I think I can count myself lucky that I ended up in a good bunch of older married gaming geeks who were very good guys who just happened to like Warhammer40k and such. As I have gotten older and hopefully wiser I feel kinda bad at how white and male the gaming population still is or at least the corners of it that I inhabit.
Nope, nope. It’s all in our heads, see. /s
Not being an idiot and an asshole is a 24/7 thing, i’m lucky enough to have plenty of positive female influences in my life and currently the majority of my coworkers that i directly deal with are female. I tend to also relate and get along better with women than i do men so the sexist attitude that some men have is a bit of a mystery to me.
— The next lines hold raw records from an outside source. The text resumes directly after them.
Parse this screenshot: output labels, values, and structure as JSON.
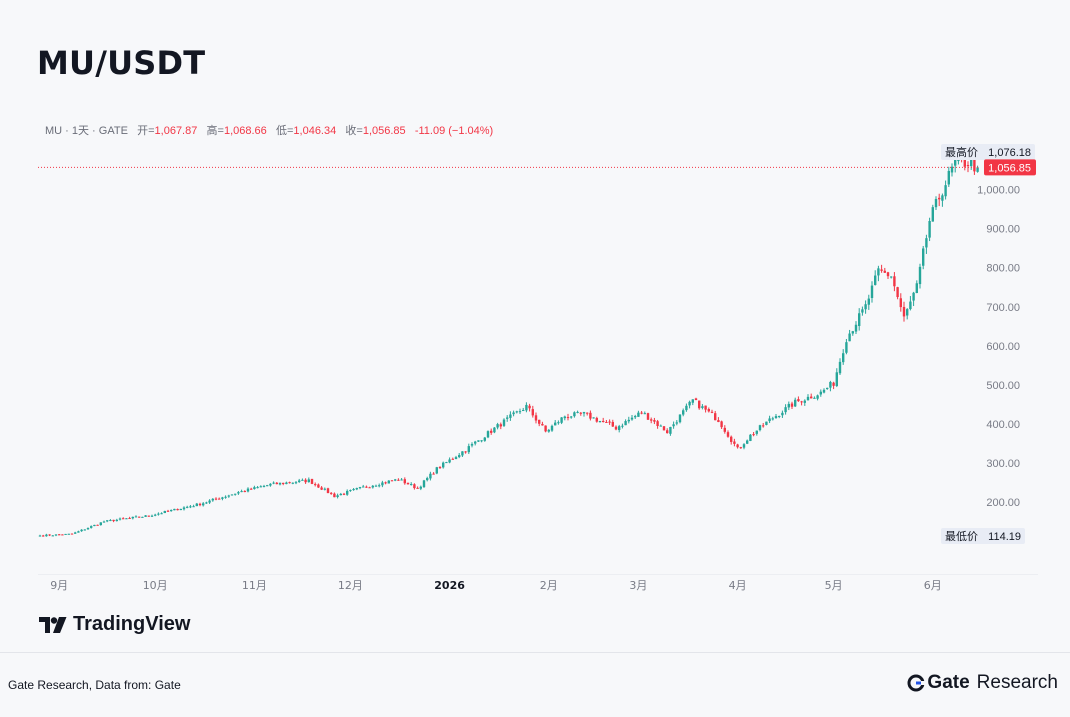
{
  "title": "MU/USDT",
  "header": {
    "symbol_info": "MU · 1天 · GATE",
    "open_label": "开=",
    "open_value": "1,067.87",
    "high_label": "高=",
    "high_value": "1,068.66",
    "low_label": "低=",
    "low_value": "1,046.34",
    "close_label": "收=",
    "close_value": "1,056.85",
    "change": "-11.09 (−1.04%)"
  },
  "colors": {
    "up": "#26a69a",
    "down": "#f23645",
    "price_line": "#f23645",
    "axis_text": "#787b86"
  },
  "chart_data": {
    "type": "candlestick",
    "ylim": [
      80,
      1110
    ],
    "y_ticks": [
      200,
      300,
      400,
      500,
      600,
      700,
      800,
      900,
      1000
    ],
    "y_tick_labels": [
      "200.00",
      "300.00",
      "400.00",
      "500.00",
      "600.00",
      "700.00",
      "800.00",
      "900.00",
      "1,000.00"
    ],
    "x_tick_labels": [
      "9月",
      "10月",
      "11月",
      "12月",
      "2026",
      "2月",
      "3月",
      "4月",
      "5月",
      "6月"
    ],
    "x_tick_days": [
      6,
      36,
      67,
      97,
      128,
      159,
      187,
      218,
      248,
      279
    ],
    "last_price": 1056.85,
    "last_price_label": "1,056.85",
    "max_label": "最高价",
    "max_value": 1076.18,
    "max_value_label": "1,076.18",
    "min_label": "最低价",
    "min_value": 114.19,
    "min_value_label": "114.19",
    "anchor_days": [
      0,
      10,
      20,
      34,
      50,
      62,
      72,
      84,
      92,
      102,
      112,
      118,
      124,
      134,
      144,
      152,
      158,
      164,
      170,
      180,
      188,
      196,
      204,
      212,
      218,
      222,
      228,
      236,
      244,
      248,
      252,
      258,
      262,
      266,
      270,
      274,
      278,
      282,
      286,
      290,
      293
    ],
    "anchor_closes": [
      114,
      118,
      150,
      165,
      195,
      225,
      245,
      255,
      215,
      240,
      258,
      235,
      285,
      340,
      400,
      445,
      380,
      420,
      425,
      390,
      430,
      380,
      460,
      410,
      335,
      370,
      410,
      455,
      480,
      505,
      620,
      700,
      790,
      780,
      670,
      750,
      920,
      1000,
      1068,
      1070,
      1057
    ]
  },
  "footer": {
    "source": "Gate Research, Data from: Gate",
    "logo_text": "TradingView",
    "brand_gate": "Gate",
    "brand_research": "Research"
  }
}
The worst shit I got growing up wasn’t from the “jocks” or the “cool kids”. Sure, they’d harass me if I crossed their path, but mostly I wasn’t even on their radar. But the people I wanted to hang out with, the D&D players and the comic book geeks and the Star Trek fans … well, they had the power to include me or not, and they viciously refused to include me. While of course simultaneously complaining no girls wanted to hang out with them To this day there’s a certain caricature type of “nerd” - think Comic Book Guy - that I get very nervous around because that was the type of guy that was the worst.
Just yesterday I saw a dude post that women who like “Star Wars and video games are really rare” and I just wanted to scream “No! We’re not! You’re just dicks to us!”
I mean, now in my mid-40’s I get a lot less bullshit. Or I ignore it better.
I haven’t been able to stop thinking about this post. I am 110% cis female. I’ve never wanted to be anything else. When choosing a character on video games, my eyes will skip right over any choices that aren’t female like they don’t exist.
But I read this and I feel a desperate, angry yearning. I want this, and it seems like being male is the “easiest” way to get it. I’d be male, just for a week, just to feel this way.
It’s like everybody was a nerd or a geek in high school. In music/theater? Geek. In the second highest math class? Nerd. Wore glasses? Nerdy geek.
It’s now socially acceptable to be a little bit of a nerd or geek, but it’s still not cool to be an actual nerd or geek.